Trotz Maut-Chaos und leeren Kassen können die wichtigsten Münchner Bauvorhaben realisiert werden

Bau für weniger Stau

Jeden Freitag zittern die Münchner Autofahrer aufs Neue. Dann veröffentlicht die Landeshauptstadt ihren gefürchteten „Baustellenbericht“ (zu finden in Ihrem Wochenanzeiger), der Auskunft gibt, wo in der folgenden Woche gebaut wird. Übersetzt für Autofahrer: Wo in der folgenden Woche die Straßen verstopft sind.

Für die vergangene Woche vermeldete dieser offizielle Stauwarner eher Harmloses: Lediglich fünf größere Baustellen sind vermeldet. Die hatten es allerdings in sich; denn wenn plötzlich der Frankfurter Ring im Norden, wenn auch nur nachts, zum Nadelöhr wird, der Mittlere Ring in Höhe Prinzregentenstraße und Einsteinstraße zur Einbahnstraße verkommt oder auf der Berg-am-Laim-Straße nur noch eine Spur verfügbar ist, bedeutet das oft mehr als nur eine kurzfristige Verengung der Fahrbahn, sondern eben auch lästiges Warten, Stau und Zu-Spät-Kommen.

Dazu kommen noch längerfristige Baumaßnahmen, die gar nicht im „Baustellenbericht“ auftauchen, etwa rund um den Effnerplatz wegen des Tunnelbaus oder an der Knorrstraße wegen des U-Bahn-Ausbaus zum Olympia-Einkaufszentrum. Zusammengefasst wirkt das Münchner Straßennetz wie ein riesiger Flickenteppich, über den sich die Blechlawinen quälen müssen.

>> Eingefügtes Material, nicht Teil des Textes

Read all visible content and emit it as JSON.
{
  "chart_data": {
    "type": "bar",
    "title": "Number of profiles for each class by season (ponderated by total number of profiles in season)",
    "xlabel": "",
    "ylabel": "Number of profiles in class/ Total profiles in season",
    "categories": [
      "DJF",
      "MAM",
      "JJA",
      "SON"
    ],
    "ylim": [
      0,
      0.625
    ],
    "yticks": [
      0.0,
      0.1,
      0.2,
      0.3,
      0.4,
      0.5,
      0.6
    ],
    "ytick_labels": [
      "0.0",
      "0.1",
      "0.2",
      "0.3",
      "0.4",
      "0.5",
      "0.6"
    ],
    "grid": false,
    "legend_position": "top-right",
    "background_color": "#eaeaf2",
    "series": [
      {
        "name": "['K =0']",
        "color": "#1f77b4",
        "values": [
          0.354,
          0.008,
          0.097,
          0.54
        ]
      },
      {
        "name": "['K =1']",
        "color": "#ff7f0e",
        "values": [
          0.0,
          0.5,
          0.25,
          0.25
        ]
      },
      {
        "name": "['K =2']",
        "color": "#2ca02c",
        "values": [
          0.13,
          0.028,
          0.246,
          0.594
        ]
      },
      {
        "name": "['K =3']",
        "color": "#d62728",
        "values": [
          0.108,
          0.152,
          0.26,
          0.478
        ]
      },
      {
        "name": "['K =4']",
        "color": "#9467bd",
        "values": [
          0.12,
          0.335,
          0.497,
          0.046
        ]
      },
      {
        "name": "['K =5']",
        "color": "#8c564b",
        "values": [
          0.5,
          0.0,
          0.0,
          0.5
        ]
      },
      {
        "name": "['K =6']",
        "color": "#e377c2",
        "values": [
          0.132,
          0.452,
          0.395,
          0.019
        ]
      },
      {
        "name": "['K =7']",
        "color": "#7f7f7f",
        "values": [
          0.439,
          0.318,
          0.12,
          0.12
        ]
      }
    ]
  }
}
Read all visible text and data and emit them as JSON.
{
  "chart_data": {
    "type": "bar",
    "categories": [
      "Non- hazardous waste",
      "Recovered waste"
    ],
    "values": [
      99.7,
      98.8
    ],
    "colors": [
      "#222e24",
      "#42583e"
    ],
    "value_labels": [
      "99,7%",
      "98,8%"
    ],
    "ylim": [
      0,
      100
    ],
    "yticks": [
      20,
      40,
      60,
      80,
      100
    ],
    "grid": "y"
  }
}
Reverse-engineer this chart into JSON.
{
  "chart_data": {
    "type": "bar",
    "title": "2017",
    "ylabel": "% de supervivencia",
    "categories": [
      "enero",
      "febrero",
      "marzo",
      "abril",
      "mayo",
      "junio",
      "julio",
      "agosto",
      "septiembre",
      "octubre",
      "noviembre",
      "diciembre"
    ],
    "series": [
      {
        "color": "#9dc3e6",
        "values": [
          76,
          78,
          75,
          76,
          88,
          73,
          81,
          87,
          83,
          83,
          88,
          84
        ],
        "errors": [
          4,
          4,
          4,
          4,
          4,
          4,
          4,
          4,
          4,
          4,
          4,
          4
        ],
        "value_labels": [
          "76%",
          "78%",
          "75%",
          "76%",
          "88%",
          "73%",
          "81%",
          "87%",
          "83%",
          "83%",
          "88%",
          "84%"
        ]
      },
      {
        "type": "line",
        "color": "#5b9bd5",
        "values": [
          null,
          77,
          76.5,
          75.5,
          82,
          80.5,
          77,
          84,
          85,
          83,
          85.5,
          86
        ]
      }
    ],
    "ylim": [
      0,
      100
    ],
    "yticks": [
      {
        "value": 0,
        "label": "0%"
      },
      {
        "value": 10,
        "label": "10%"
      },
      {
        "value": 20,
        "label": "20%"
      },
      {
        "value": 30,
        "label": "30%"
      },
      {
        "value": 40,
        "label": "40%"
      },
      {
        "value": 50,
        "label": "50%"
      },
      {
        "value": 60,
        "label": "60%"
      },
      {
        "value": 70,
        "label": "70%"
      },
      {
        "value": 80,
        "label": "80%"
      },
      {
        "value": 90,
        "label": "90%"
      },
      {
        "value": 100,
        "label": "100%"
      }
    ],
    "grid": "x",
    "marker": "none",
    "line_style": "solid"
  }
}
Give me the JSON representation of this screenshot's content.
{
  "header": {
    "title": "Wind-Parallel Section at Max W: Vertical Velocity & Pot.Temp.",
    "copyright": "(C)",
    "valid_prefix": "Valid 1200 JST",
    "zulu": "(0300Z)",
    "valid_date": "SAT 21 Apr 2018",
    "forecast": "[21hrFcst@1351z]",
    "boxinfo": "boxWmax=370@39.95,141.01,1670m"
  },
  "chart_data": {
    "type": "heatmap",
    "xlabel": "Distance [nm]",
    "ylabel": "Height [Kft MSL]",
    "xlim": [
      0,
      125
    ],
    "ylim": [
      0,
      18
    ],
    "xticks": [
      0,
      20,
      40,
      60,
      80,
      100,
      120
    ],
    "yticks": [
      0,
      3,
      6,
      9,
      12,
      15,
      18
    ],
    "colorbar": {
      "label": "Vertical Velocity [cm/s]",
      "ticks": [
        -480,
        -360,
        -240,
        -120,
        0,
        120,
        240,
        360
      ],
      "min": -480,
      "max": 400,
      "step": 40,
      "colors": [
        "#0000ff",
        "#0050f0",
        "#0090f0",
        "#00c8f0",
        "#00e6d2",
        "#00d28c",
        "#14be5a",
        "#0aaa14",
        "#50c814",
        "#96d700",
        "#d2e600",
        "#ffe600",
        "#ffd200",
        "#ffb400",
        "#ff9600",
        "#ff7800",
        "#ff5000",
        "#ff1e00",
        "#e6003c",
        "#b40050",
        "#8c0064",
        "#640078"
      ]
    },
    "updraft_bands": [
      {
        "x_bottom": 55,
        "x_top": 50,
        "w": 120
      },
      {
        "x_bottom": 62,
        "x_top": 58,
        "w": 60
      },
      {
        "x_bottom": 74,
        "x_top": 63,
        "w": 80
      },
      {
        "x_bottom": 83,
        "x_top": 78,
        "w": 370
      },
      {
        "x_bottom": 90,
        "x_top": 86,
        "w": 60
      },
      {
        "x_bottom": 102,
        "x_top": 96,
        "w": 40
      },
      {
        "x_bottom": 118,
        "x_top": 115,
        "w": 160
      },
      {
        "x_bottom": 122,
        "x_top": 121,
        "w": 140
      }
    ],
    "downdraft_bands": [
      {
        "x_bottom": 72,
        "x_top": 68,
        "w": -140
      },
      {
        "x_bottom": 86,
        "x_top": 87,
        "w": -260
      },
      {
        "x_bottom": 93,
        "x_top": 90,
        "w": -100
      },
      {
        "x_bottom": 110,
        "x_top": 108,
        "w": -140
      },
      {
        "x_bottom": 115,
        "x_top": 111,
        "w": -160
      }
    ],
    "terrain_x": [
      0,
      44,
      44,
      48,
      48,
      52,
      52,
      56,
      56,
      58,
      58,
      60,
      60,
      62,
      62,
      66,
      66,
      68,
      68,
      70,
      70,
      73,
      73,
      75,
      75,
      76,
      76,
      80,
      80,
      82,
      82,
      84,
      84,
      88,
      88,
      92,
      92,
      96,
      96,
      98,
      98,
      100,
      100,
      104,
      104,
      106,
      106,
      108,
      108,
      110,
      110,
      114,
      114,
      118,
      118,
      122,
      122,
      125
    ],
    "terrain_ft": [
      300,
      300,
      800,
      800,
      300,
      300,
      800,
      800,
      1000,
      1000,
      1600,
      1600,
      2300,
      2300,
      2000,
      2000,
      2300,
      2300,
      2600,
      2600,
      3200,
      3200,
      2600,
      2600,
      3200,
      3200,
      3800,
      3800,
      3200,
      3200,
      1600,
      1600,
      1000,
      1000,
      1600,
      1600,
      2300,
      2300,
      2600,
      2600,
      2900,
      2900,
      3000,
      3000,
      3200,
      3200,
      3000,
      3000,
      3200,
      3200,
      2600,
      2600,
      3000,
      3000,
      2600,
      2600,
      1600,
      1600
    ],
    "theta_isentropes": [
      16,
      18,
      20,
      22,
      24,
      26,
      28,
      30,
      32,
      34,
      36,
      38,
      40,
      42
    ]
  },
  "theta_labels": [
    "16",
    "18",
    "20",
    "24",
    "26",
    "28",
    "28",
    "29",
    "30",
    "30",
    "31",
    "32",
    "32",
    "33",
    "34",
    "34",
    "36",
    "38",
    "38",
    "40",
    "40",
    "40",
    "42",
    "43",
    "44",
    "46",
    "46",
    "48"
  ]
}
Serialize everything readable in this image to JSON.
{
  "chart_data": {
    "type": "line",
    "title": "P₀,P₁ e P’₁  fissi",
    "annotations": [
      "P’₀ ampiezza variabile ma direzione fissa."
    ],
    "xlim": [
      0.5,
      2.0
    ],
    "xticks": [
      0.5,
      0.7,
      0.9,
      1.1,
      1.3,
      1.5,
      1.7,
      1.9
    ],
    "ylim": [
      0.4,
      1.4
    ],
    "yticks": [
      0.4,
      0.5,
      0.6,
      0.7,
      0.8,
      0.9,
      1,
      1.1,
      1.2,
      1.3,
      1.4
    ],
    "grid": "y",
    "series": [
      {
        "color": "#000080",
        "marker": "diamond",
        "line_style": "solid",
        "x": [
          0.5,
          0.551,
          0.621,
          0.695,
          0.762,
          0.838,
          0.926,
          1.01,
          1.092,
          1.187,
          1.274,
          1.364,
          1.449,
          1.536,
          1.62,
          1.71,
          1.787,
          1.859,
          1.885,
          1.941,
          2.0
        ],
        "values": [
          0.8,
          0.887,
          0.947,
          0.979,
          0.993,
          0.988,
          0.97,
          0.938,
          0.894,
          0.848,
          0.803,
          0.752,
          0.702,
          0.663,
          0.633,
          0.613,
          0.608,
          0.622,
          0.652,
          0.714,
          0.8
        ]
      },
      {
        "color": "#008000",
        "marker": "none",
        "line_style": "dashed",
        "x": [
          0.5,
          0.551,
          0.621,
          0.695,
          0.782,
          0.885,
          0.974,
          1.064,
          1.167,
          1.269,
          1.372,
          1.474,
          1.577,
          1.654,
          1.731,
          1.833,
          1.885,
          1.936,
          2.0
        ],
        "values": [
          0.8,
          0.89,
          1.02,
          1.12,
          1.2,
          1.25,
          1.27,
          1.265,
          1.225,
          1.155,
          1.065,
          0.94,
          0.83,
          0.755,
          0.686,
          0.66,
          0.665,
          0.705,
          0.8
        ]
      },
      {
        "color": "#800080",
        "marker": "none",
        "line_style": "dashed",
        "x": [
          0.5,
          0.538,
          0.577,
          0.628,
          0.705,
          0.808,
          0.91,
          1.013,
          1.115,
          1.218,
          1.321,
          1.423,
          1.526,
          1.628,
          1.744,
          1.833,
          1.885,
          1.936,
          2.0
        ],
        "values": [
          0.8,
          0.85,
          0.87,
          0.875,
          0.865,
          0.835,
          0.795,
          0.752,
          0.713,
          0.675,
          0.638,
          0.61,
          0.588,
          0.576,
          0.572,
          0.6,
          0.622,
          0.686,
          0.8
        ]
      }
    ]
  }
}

Doch klar ist auch: Die Baustellen sind nicht als Schikane seitens der Stadtverwaltung gedacht, sondern sollen nach Fertigstellung für eine dauerhafte Reduzierung des Verkehrschaos sorgen. „Die Staus sind relativ“, sagt so auch der Münchner SPD-Vorsitzende und Fraktionsvorsitzende der Soziademokraten im Landtag, Franz Maget. „Den Tunnel am Effnerplatz haben sich schließlich die Münchner beim Volksentscheid gewünscht und auch der Autobahnausbau zum neuen Stadion in Fröttmaning war Wille des Volkes“. Natürlich könne er verstehen, dass sich Autofahrer über Staus ärgern, allerdings: „Im Vergleich zu anderen europäischen Großstädten ist München richtig harmlos. In Rom musste die gesamte Innenstadt gesperrt werden, weil die Stadt im Verkehr erstickt ist, in London musste eine City-Maut eingeführt werden, in Paris gehört Chaos auf den Straßen zur Normalität“. So weit solle und werde es in München nicht kommen. Zumal es sehr gute Alternativen gebe, um die Baustellen zu umfahren: „Wir haben das bestausgebaute öffentliche Nahverkehrssystem. Immer wenn es möglich ist, sollen die Menschen U-, S-Bahnen, Busse und Trams benutzen“, so der Politiker aus dem Münchner Norden.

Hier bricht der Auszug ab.